FARMINGTON — San Juan County's three candidates for sheriff say they would not enforce federal laws that threaten to take away resident's firearms.

"I believe that if you're going to be in a public office of any kind at any level and if you swear a solemn oath, then you should stand behind that oath, in the face of whatever criticism may come," said Sheriff Ken Christesen, who is running for re-election.

The county's sheriff is sworn to uphold the U.S. and New Mexico constitution, Christesen and his opponents, Bloomfield Police Chief Mike Kovacs and businessman Daniel Goldberg, agreed.

The primary elections are June 3, and no Democratic candidates are running, which means the winner will become the new sheriff.

Ken Christesen
Ken Christesen (Courtesy of Ken Christesen)

Kovacs is retiring from the Bloomfield Police Department next week. Goldberg owns the New Mexico Fugitive Apprehension Bureau, which is not a state agency.

Christesen has collected more campaign contributions than his opponents, netting as of his second finance report almost $18,070 and spending about $17,110, according to his reports. Kovacs has earned $11,625 and spent nearly $6,730, according to his reports. Goldberg has raised almost $10,945 and spent about $10,915, according to his reports.

The three candidates support active-shooter and officer-involved shooting training in the Sheriff's Office, and all three propose changes they believe are possible within the office's current budget. Active-shooter training is designed to minimize the loss of life in mass shooting events by putting law enforcement officers on the scene, where they can quickly intervene.

The three also support the Oath Keepers, a national organization of current and former military, police and first responder personnel who swear to defend the U.S. Constitution.

Christesen said he is a life-long member of the National Rifle Association, and during a Farmington gun rally in February 2013 he said, "The liberals in this country are sheep, and they're afraid of guns. And I look out here and I see sheep dogs, and you're not afraid of them."

He said Friday that he still believes liberals are sheep, a reference from a book he read on the need for personal protection, but he explained the statement. "Sheep" are people who do not intervene when they see people being hurt. "Sheep dogs" are those who arm themselves for their protection and others. And wolves, he said, are the predators, those who hurt people.

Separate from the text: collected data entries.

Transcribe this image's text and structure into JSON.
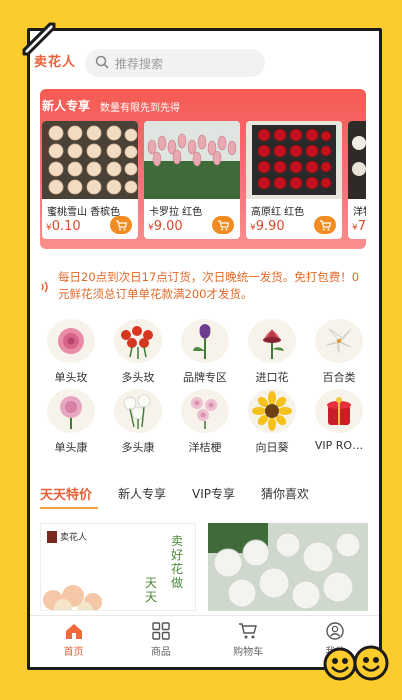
{
  "header": {
    "logo_text": "卖花人",
    "search_placeholder": "推荐搜索"
  },
  "new_user": {
    "title": "新人专享",
    "subtitle": "数量有限先到先得",
    "products": [
      {
        "name": "蜜桃雪山 香槟色",
        "currency": "¥",
        "price": "0.10"
      },
      {
        "name": "卡罗拉 红色",
        "currency": "¥",
        "price": "9.00"
      },
      {
        "name": "高原红 红色",
        "currency": "¥",
        "price": "9.90"
      },
      {
        "name": "洋牡",
        "currency": "¥",
        "price": "7"
      }
    ]
  },
  "notice": {
    "text": "每日20点到次日17点订货，次日晚统一发货。免打包费！0元鲜花须总订单单花款满200才发货。"
  },
  "categories_row1": [
    {
      "label": "单头玫",
      "icon": "rose-pink-icon"
    },
    {
      "label": "多头玫",
      "icon": "rose-spray-icon"
    },
    {
      "label": "品牌专区",
      "icon": "tulip-icon"
    },
    {
      "label": "进口花",
      "icon": "protea-icon"
    },
    {
      "label": "百合类",
      "icon": "lily-icon"
    }
  ],
  "categories_row2": [
    {
      "label": "单头康",
      "icon": "carnation-icon"
    },
    {
      "label": "多头康",
      "icon": "spray-carnation-icon"
    },
    {
      "label": "洋桔梗",
      "icon": "eustoma-icon"
    },
    {
      "label": "向日葵",
      "icon": "sunflower-icon"
    },
    {
      "label": "VIP RO…",
      "icon": "vip-rose-box-icon"
    }
  ],
  "tabs": [
    {
      "label": "天天特价",
      "active": true
    },
    {
      "label": "新人专享",
      "active": false
    },
    {
      "label": "VIP专享",
      "active": false
    },
    {
      "label": "猜你喜欢",
      "active": false
    }
  ],
  "promo": {
    "logo_text": "卖花人",
    "slogan_a": "卖好花",
    "slogan_b": "做",
    "slogan_c": "天天"
  },
  "bottom_nav": [
    {
      "label": "首页",
      "icon": "home-icon",
      "active": true
    },
    {
      "label": "商品",
      "icon": "grid-icon",
      "active": false
    },
    {
      "label": "购物车",
      "icon": "cart-icon",
      "active": false
    },
    {
      "label": "我的",
      "icon": "user-icon",
      "active": false
    }
  ],
  "colors": {
    "accent": "#E5623A",
    "background": "#FCCB2C",
    "banner": "#F45B52",
    "notice_text": "#E06A2A"
  }
}
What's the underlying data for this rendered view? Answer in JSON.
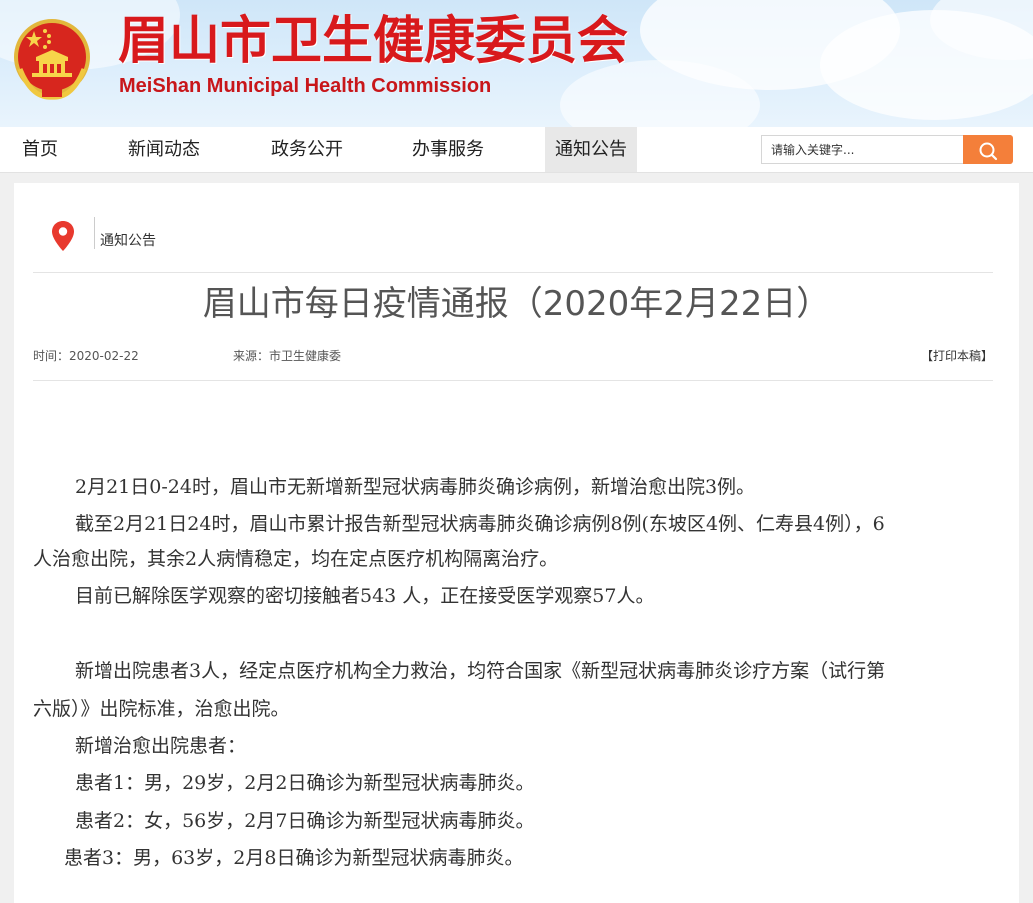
{
  "site": {
    "title_cn": "眉山市卫生健康委员会",
    "title_en": "MeiShan Municipal Health Commission",
    "colors": {
      "brand_red": "#d8191c",
      "search_orange": "#f47f3a",
      "nav_active_bg": "#e8e8e8"
    }
  },
  "nav": {
    "items": [
      {
        "label": "首页"
      },
      {
        "label": "新闻动态"
      },
      {
        "label": "政务公开"
      },
      {
        "label": "办事服务"
      },
      {
        "label": "通知公告",
        "active": true
      }
    ]
  },
  "search": {
    "placeholder": "请输入关键字...",
    "button_icon": "search-icon"
  },
  "breadcrumb": {
    "icon": "location-pin-icon",
    "label": "通知公告"
  },
  "article": {
    "title": "眉山市每日疫情通报（2020年2月22日）",
    "time": "时间：2020-02-22",
    "source": "来源：市卫生健康委",
    "print": "【打印本稿】",
    "lines": [
      "2月21日0-24时，眉山市无新增新型冠状病毒肺炎确诊病例，新增治愈出院3例。",
      "截至2月21日24时，眉山市累计报告新型冠状病毒肺炎确诊病例8例(东坡区4例、仁寿县4例），6",
      "人治愈出院，其余2人病情稳定，均在定点医疗机构隔离治疗。",
      "目前已解除医学观察的密切接触者543 人，正在接受医学观察57人。",
      "新增出院患者3人，经定点医疗机构全力救治，均符合国家《新型冠状病毒肺炎诊疗方案（试行第",
      "六版）》出院标准，治愈出院。",
      "新增治愈出院患者：",
      "患者1：男，29岁，2月2日确诊为新型冠状病毒肺炎。",
      "患者2：女，56岁，2月7日确诊为新型冠状病毒肺炎。",
      "患者3：男，63岁，2月8日确诊为新型冠状病毒肺炎。"
    ]
  }
}
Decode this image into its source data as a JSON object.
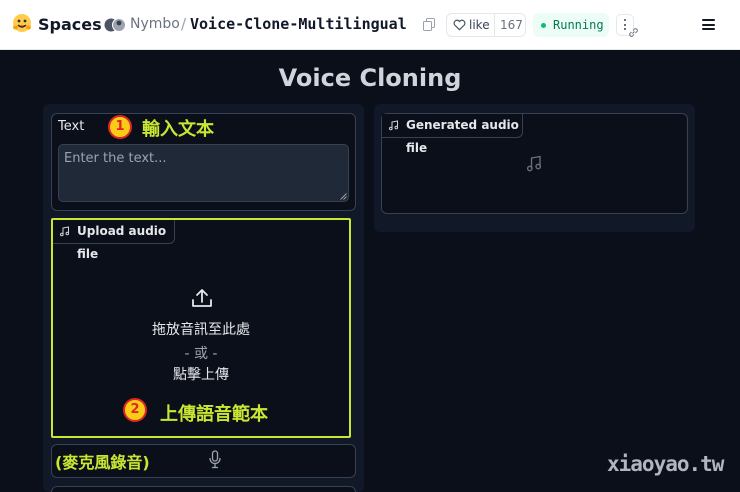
{
  "header": {
    "brand": "Spaces",
    "owner": "Nymbo",
    "separator": "/",
    "repo": "Voice-Clone-Multilingual",
    "like_label": "like",
    "like_count": "167",
    "status": "Running"
  },
  "app": {
    "title": "Voice Cloning",
    "text_input": {
      "label": "Text",
      "placeholder": "Enter the text..."
    },
    "upload": {
      "tab_label": "Upload audio file",
      "drop_text": "拖放音訊至此處",
      "or_text": "- 或 -",
      "click_text": "點擊上傳"
    },
    "output": {
      "tab_label": "Generated audio file"
    }
  },
  "annotations": {
    "step1_number": "1",
    "step1_text": "輸入文本",
    "step2_number": "2",
    "step2_text": "上傳語音範本",
    "mic_note": "(麥克風錄音)"
  },
  "watermark": "xiaoyao.tw",
  "colors": {
    "background": "#0b0f19",
    "panel": "#111827",
    "highlight": "#c8e632",
    "badge_fill": "#facc15",
    "badge_ring": "#dc2626",
    "status_green": "#10b981"
  },
  "icons": {
    "brand": "hugging-face-logo",
    "copy": "copy-icon",
    "like": "heart-icon",
    "menu": "hamburger-icon",
    "upload": "upload-icon",
    "audio": "music-note-icon",
    "mic": "microphone-icon"
  }
}
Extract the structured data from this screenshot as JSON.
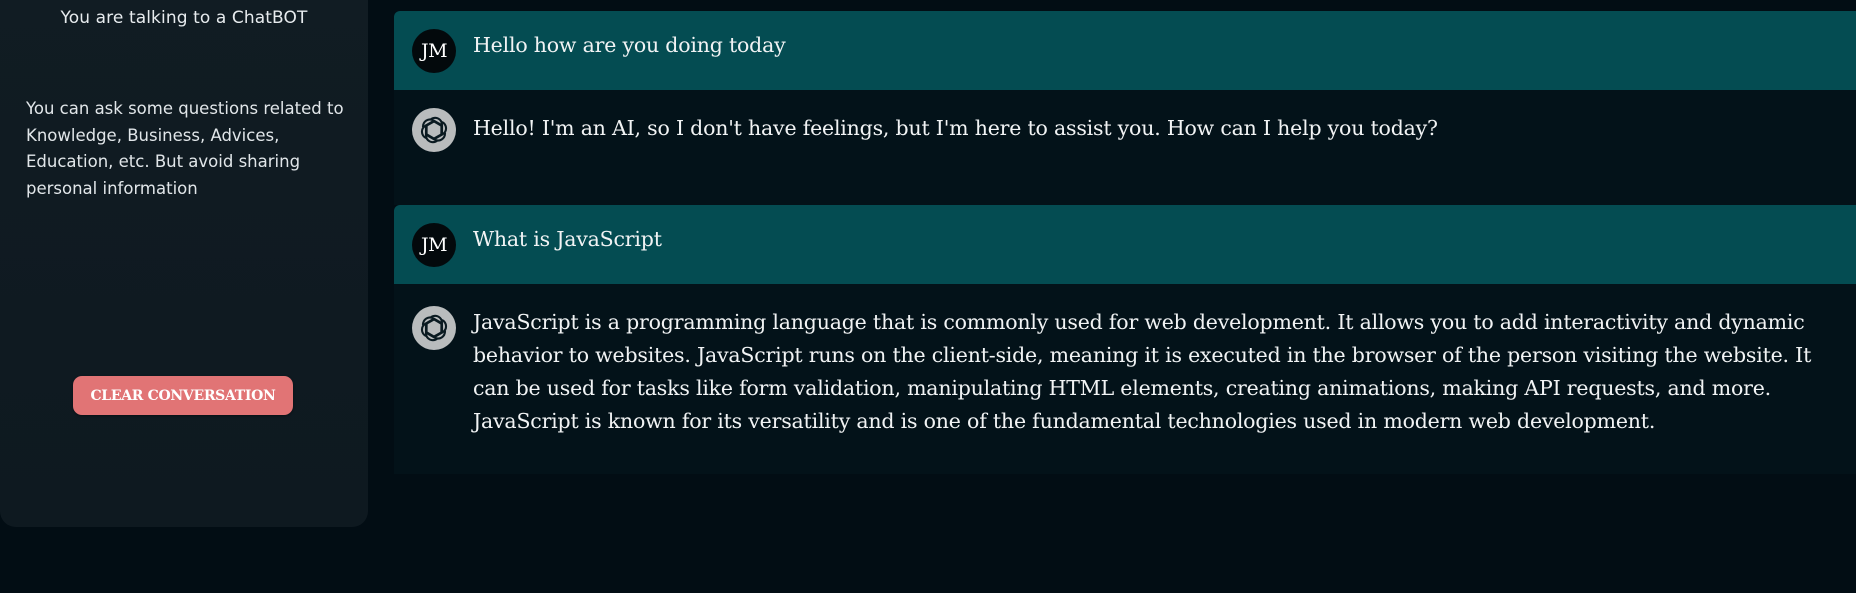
{
  "sidebar": {
    "title": "You are talking to a ChatBOT",
    "description": "You can ask some questions related to Knowledge, Business, Advices, Education, etc. But avoid sharing personal information",
    "clear_button_label": "CLEAR CONVERSATION"
  },
  "chat": {
    "messages": [
      {
        "role": "user",
        "avatar_initials": "JM",
        "text": "Hello how are you doing today"
      },
      {
        "role": "assistant",
        "avatar_icon": "openai-logo-icon",
        "text": "Hello! I'm an AI, so I don't have feelings, but I'm here to assist you. How can I help you today?"
      },
      {
        "role": "user",
        "avatar_initials": "JM",
        "text": "What is JavaScript"
      },
      {
        "role": "assistant",
        "avatar_icon": "openai-logo-icon",
        "text": "JavaScript is a programming language that is commonly used for web development. It allows you to add interactivity and dynamic behavior to websites. JavaScript runs on the client-side, meaning it is executed in the browser of the person visiting the website. It can be used for tasks like form validation, manipulating HTML elements, creating animations, making API requests, and more. JavaScript is known for its versatility and is one of the fundamental technologies used in modern web development."
      }
    ]
  },
  "colors": {
    "page_background": "#020d14",
    "sidebar_background": "#111c23",
    "user_message_background": "#044c52",
    "assistant_message_background": "#031219",
    "clear_button": "#e17475",
    "text": "#f1f3f4"
  }
}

Kovacs said he will uphold both the U.S. and New Mexico constitutions, and he won't enforce any contradictory laws, he said.

As sheriff, Kovacs said, he will protect, with county law enforcement partners, all law-abiding citizens from federal laws that would remove their firearms.

Daniel Goldberg
Daniel Goldberg (Courtesy of Daniel Goldberg)

He doubts any local federal agents would even enforce federal firearm restrictions, he said. Many of the agents are his friends, and they have told him they won't enforce those laws. He said they are area residents, too.

Goldberg, a Christian, said Nazi Germany disarmed its citizens before the Holocaust, and in America civilians' ability to protect themselves is a "God given right."

As sheriff, he said he would not have the right to decide which federal laws to uphold, but he added that he would scrutinize those laws to ensure they are constitutional.

"The Constitution is the law of the land," he said.

Christesen said a sheriff is sworn to uphold only the U.S. and New Mexico constitutions and New Mexico laws — not federal laws.

However, the three candidates have different ideas about changes they would make at the Sheriff's Office.

Goldberg said he would try to remove corruption from the office.

"When I am elected sheriff, I am going to establish a seven-member review board," Goldberg said.

His board would eliminate "good-old-boy" attitudes from the Sheriff's Office's decisions by objectively assessing all department disciplinary action and producing final reviews, he said. Aztec District Court would handle appeals, he said.

The county is small, and Sheriff's Office employees who are friends with each other can make biased decisions when discipline is necessary, he said.

Kovacs said he would offer protection to oil field businesses.

Mike Kovacs
Mike Kovacs (Courtesy of Mike Kovacs)

He said he wants to assign deputies to guard or patrol oil fields to thwart theft. He said he would like to see which deputy positions he could assign to a oil-field protection taskforce.

"But I'm not talking about expanding," he said. As Bloomfield's police chief, he said he has learned to adapt to personnel shortages. The Bloomfield Police Department has 20 positions, but it should have more, he said. "There's a way you can do it," he said of his plans to protect the oil fields.

Christesen said he would improve every day on his achievements in the Sheriff's Office, and when he implements a community service program for low-level criminals who have been released from jail on drug charges, he hopes to have deputies and other law enforcement officials monitor them.

"We've already met with a couple judges on this," he said, "and we think this program could save taxpayers over the course of several years several hundred thousand dollars."

All three say they could achieve their changes without additional funds.